A relação entre o bairro e a religiosidade também foi determinante para a mudança de nome da região. Segundo o historiador Fábio Martins, a influência da igreja e da devoção popular fez com que o antigo nome fosse gradualmente substituído.

“O bairro de Fátima começa sendo Redenção, e ele foi adquirindo esse nome por conta da Igreja de Fátima. Esse bairro tem uma relação com a religiosidade muito forte. Então ele deixa de ser Redenção e passa a ser bairro de Fátima, por conta de alguns fatores. Primeiro, da Igreja de Fátima. Segundo, por causa de uma imagem de Nossa Senhora de Fátima, peregrina, que vem pra cá, pra Fortaleza, em 1952. Daí resolve-se então fazer em homenagem à imagem de Nossa Senhora aqui no bairro, a igreja.”

A mudança de nome ocorreu cerca de um ano após a inauguração do santuário. No mesmo período, também foi aberta a Avenida 13 de Maio, importante via da cidade. O nome da avenida faz referência à data associada às aparições de Nossa Senhora aos pastores em Fátima, em Portugal.

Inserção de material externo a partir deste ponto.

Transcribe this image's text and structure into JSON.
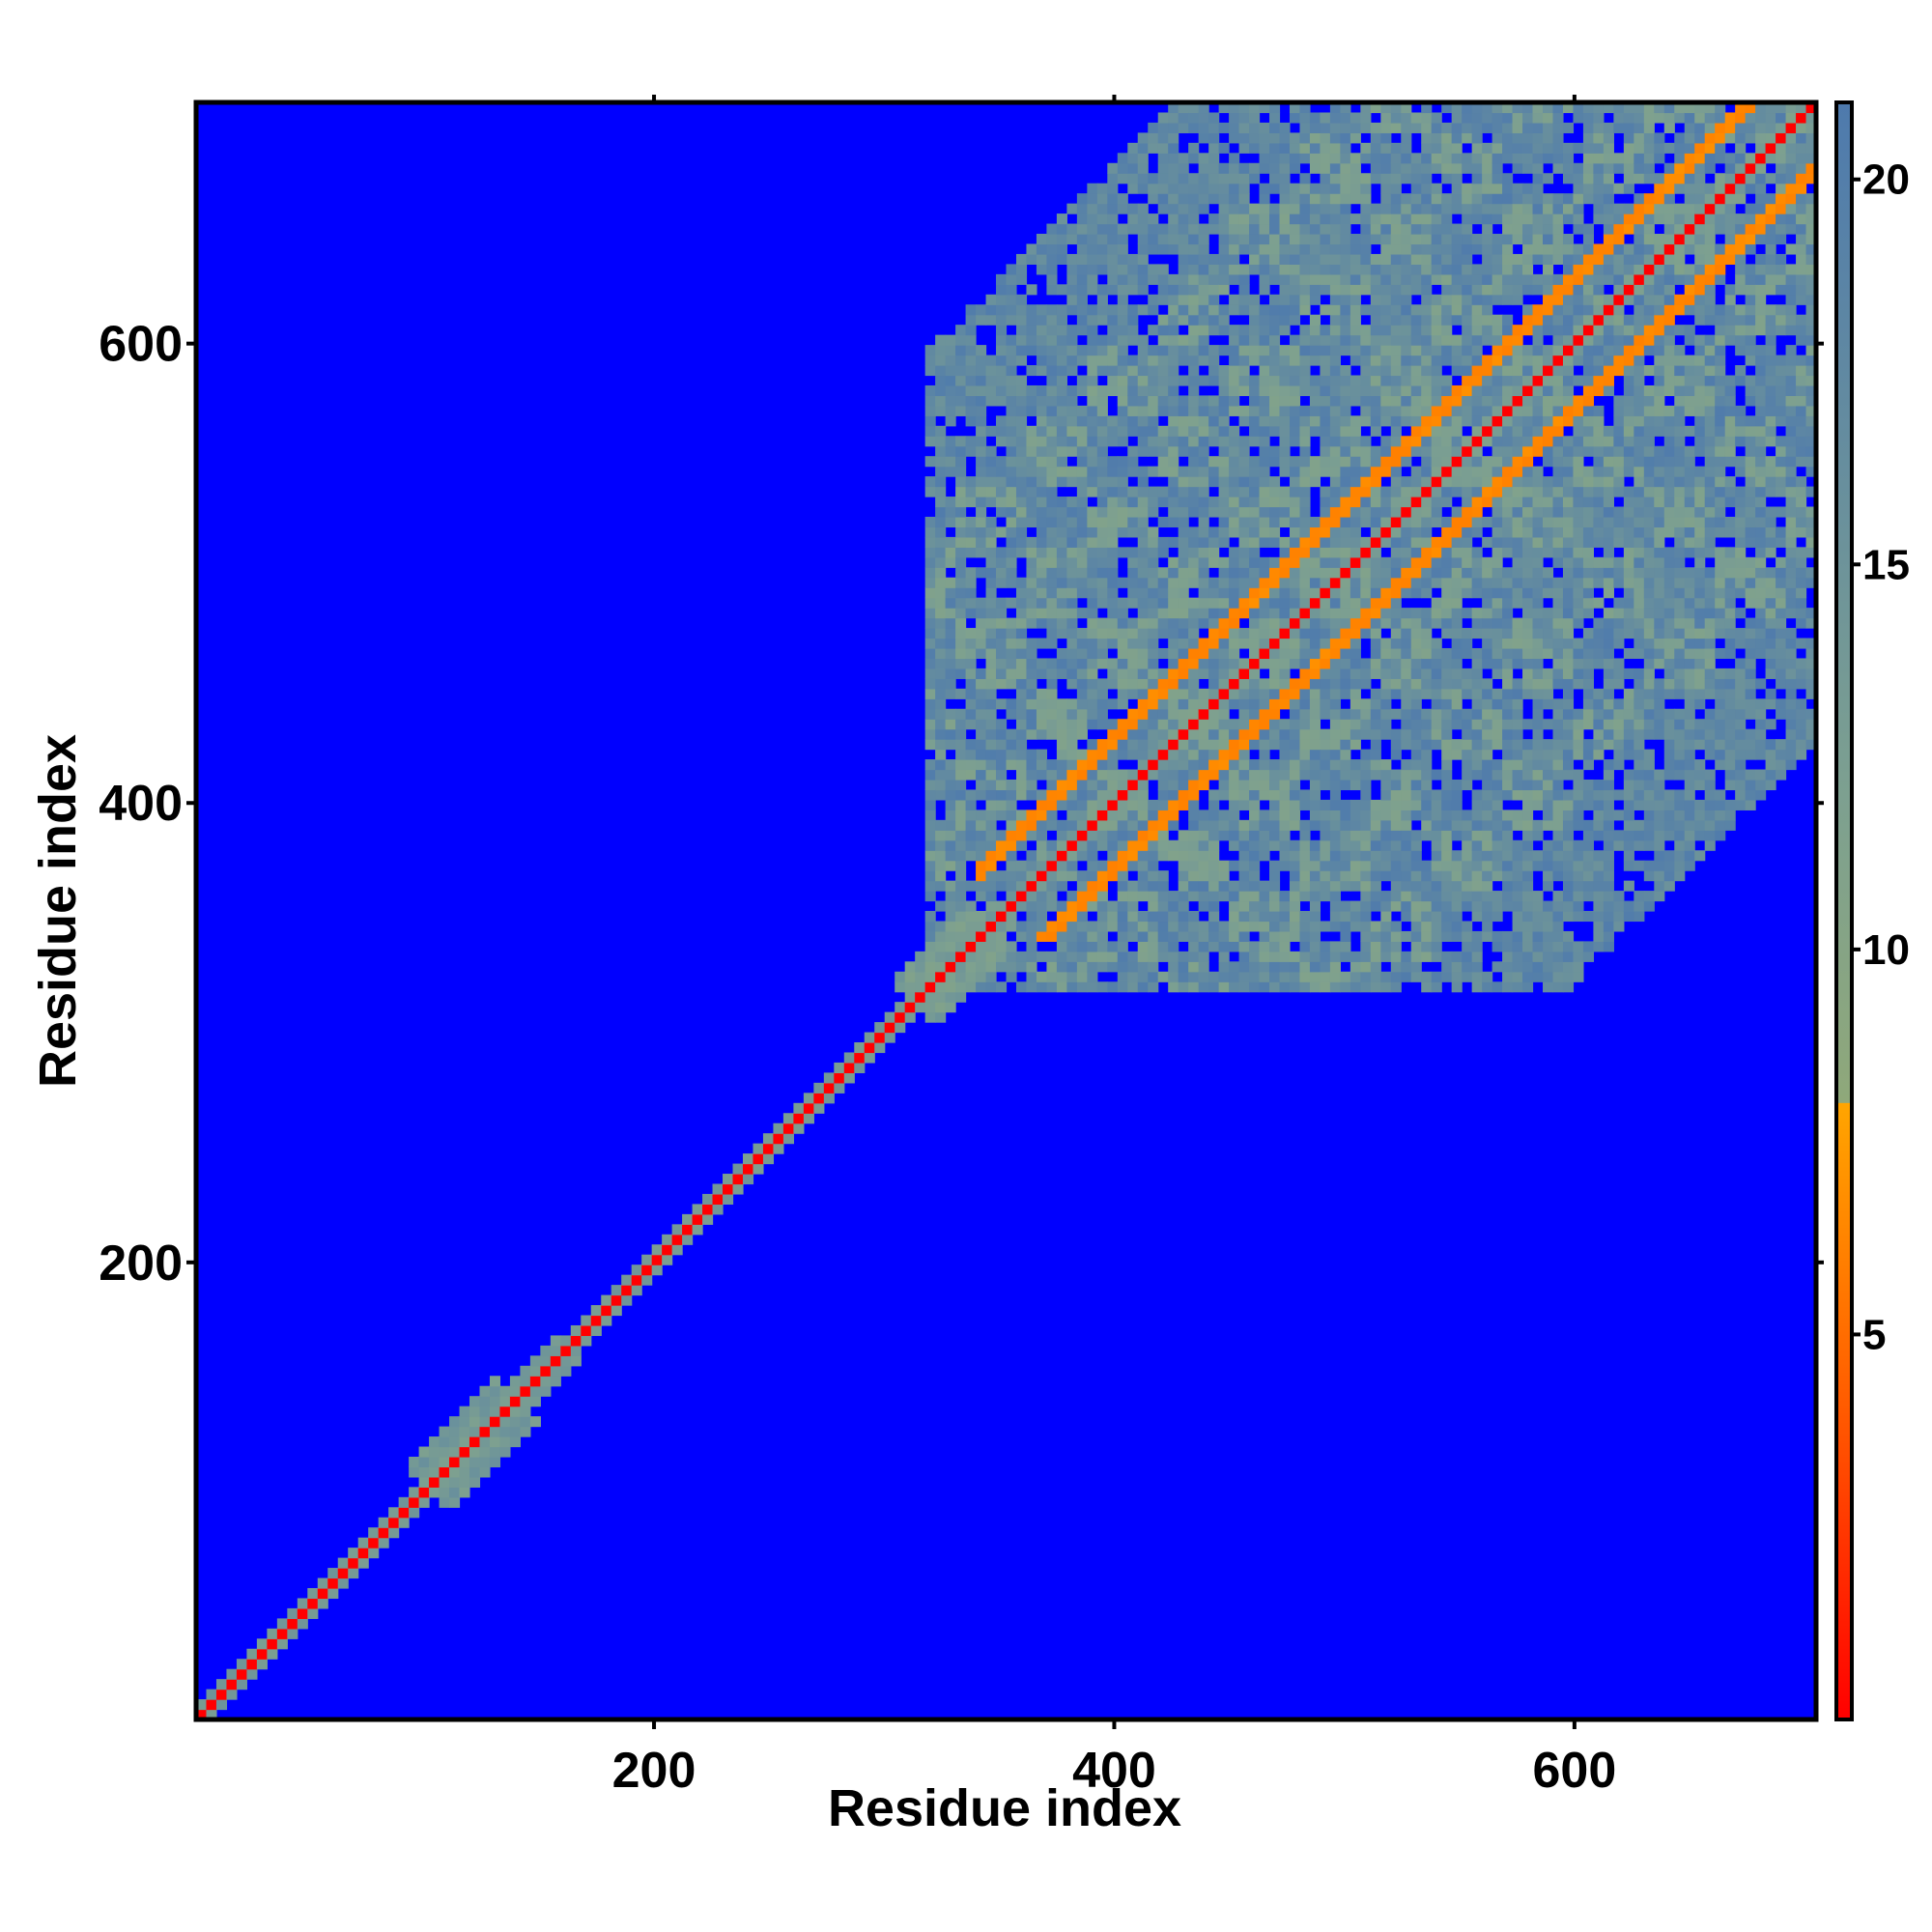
{
  "chart_data": {
    "type": "heatmap",
    "title": "",
    "xlabel": "Residue index",
    "ylabel": "Residue index",
    "xlim": [
      1,
      705
    ],
    "ylim": [
      1,
      705
    ],
    "x_ticks": [
      200,
      400,
      600
    ],
    "y_ticks": [
      200,
      400,
      600
    ],
    "x_tick_labels": [
      "200",
      "400",
      "600"
    ],
    "y_tick_labels": [
      "200",
      "400",
      "600"
    ],
    "value_range": [
      0,
      21
    ],
    "colorbar": {
      "ticks": [
        5,
        10,
        15,
        20
      ],
      "tick_labels": [
        "5",
        "10",
        "15",
        "20"
      ],
      "placement": "right",
      "color_stops": [
        {
          "value": 0,
          "color": "#ff0000"
        },
        {
          "value": 4,
          "color": "#ff5a00"
        },
        {
          "value": 8,
          "color": "#ffa500"
        },
        {
          "value": 8.01,
          "color": "#8fa87a"
        },
        {
          "value": 12,
          "color": "#7da090"
        },
        {
          "value": 21,
          "color": "#4e7aad"
        }
      ],
      "max_color": "#0000ff"
    },
    "background_value": 21,
    "background_color": "#0000ff",
    "main_diagonal": {
      "from": 1,
      "to": 705,
      "value": 0
    },
    "structured_domain": {
      "from": 320,
      "to": 705
    },
    "parallel_contact_bands": [
      {
        "offset": 28,
        "from": 355,
        "to": 705,
        "value": 6
      },
      {
        "offset": -28,
        "from": 355,
        "to": 705,
        "value": 6
      }
    ],
    "local_contact_blobs": [
      {
        "center": 120,
        "width": 20,
        "value": 12
      },
      {
        "center": 150,
        "width": 12,
        "value": 12
      },
      {
        "center": 330,
        "width": 18,
        "value": 11
      }
    ],
    "grid": false,
    "legend": "none"
  }
}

O historiador explica que a abertura da avenida foi parte de um processo de reorganização urbana da região, que até então era marcada por propriedades rurais e áreas de passagem.

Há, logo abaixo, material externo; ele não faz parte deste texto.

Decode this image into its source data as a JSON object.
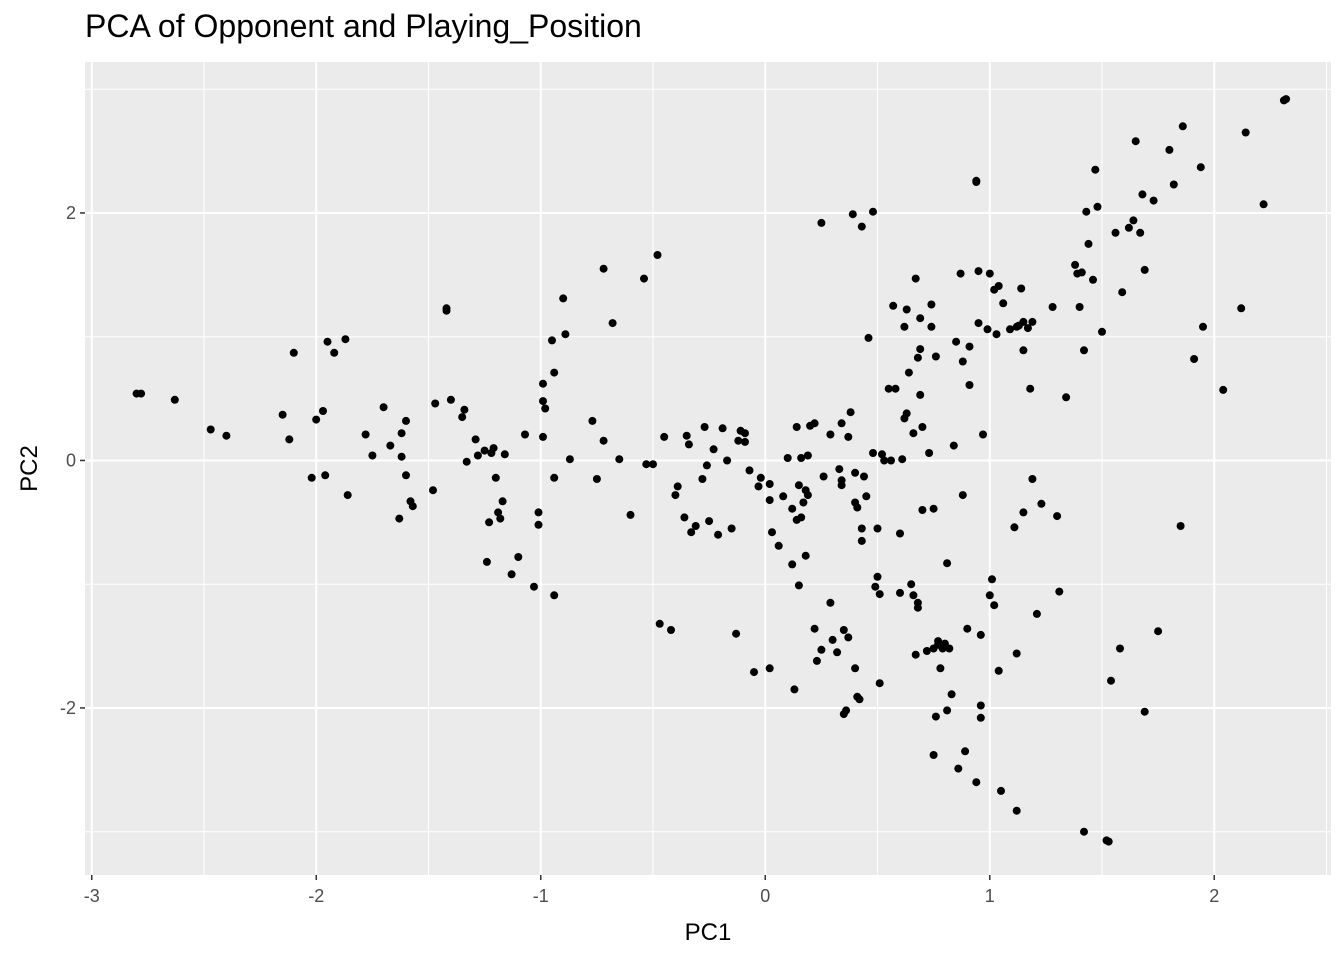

“Essa região, ela tinha muitos sítios, casarões, mas também era um local de passagem, de comércio. E, então, resolveu-se fazer o quê? Resolveu-se fazer uma avenida para melhorar o fluxo de passagem. Daí você tem a Avenida 13 de Maio, onde foi feito aqui um acordo com os donos de terra para que pudesse abrir essa avenida. E aí ela se dá no mesmo momento em que também está se construindo a igreja.”

Com o tempo, o bairro se desenvolveu ao redor do santuário e ao longo da Avenida 13 de Maio. Na praça em frente à igreja, um monumento de Nossa Senhora se tornou outro ponto de referência para quem passa pelo local. Nos arredores, o crescimento urbano trouxe também diversos estabelecimentos comerciais, como restaurantes, cafés e clínicas médicas.

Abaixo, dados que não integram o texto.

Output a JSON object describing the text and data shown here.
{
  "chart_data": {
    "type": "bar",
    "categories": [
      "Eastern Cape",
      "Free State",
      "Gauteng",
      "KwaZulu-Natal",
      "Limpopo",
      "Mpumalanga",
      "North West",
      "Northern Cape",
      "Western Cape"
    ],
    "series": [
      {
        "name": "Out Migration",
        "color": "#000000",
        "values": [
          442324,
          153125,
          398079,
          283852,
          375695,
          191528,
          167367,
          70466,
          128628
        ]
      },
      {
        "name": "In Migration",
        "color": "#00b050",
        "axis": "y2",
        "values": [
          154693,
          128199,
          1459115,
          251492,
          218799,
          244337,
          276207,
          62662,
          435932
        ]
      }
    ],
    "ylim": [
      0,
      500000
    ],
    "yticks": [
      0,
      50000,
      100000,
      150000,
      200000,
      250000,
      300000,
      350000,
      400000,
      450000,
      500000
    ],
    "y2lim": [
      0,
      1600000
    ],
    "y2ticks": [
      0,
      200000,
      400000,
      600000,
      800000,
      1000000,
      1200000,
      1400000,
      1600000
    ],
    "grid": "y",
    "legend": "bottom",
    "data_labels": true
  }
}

Hoje, o Bairro de Fátima integra a Regional IV de Fortaleza e faz divisa com bairros como Joaquim Távora, José Bonifácio e o próprio Benfica. A região, que antes era formada por sítios e áreas rurais, passou a abrigar uma população de classe média e, ao longo dos anos, consolidou-se como um dos bairros mais movimentados da capital. A proximidade com instituições e equipamentos urbanos também contribuiu para esse crescimento, segundo o historiador.

“É um bairro que cresceu, cresceu por conta dessas questões religiosas e cresceu por conta da sua localização estar próxima à questão da universidade, à rodoviária. E é o comércio também que vai aumentar esse fluxo para cá, inclusive tornando um dos bairros hoje de classe média alta aqui de Fortaleza.”

Moradores destacam a importância da fé no dia a dia do Bairro de Fátima

Para muitos moradores, porém, o principal significado do bairro continua sendo a fé. A dona de casa Rachel Conceição afirma que encontrou no local um espaço de acolhimento espiritual. “Depois que eu cheguei aqui, no bairro de Fátima, especialmente aqui no Santuário de Fátima, eu encontrei um abrigo. Nossa Senhora é forte, ela é muito poderosa. Antes mesmo da fundação, já existia o santuário no coração das pessoas.”

Além dos moradores, profissionais que frequentam a região também destacam a importância espiritual do local. Para o médico Wandemberg Morais, o santuário representa um ponto de conexão com a fé dentro da cidade. “Para mim, entrar na igreja, ajoelhar-me ali, fazer uma oração, é estar em contato com Deus. E eu acho que Fortaleza é agraciada, é abençoada pela simples existência dessa igreja aqui entre nós.”

Com sua história marcada pela devoção e pela transformação urbana, o Bairro de Fátima permanece como um dos principais pontos de encontro de fiéis em Fortaleza, reunindo diariamente pessoas que buscam celebrar a fé e manter viva a tradição religiosa que ajudou a moldar a identidade da região.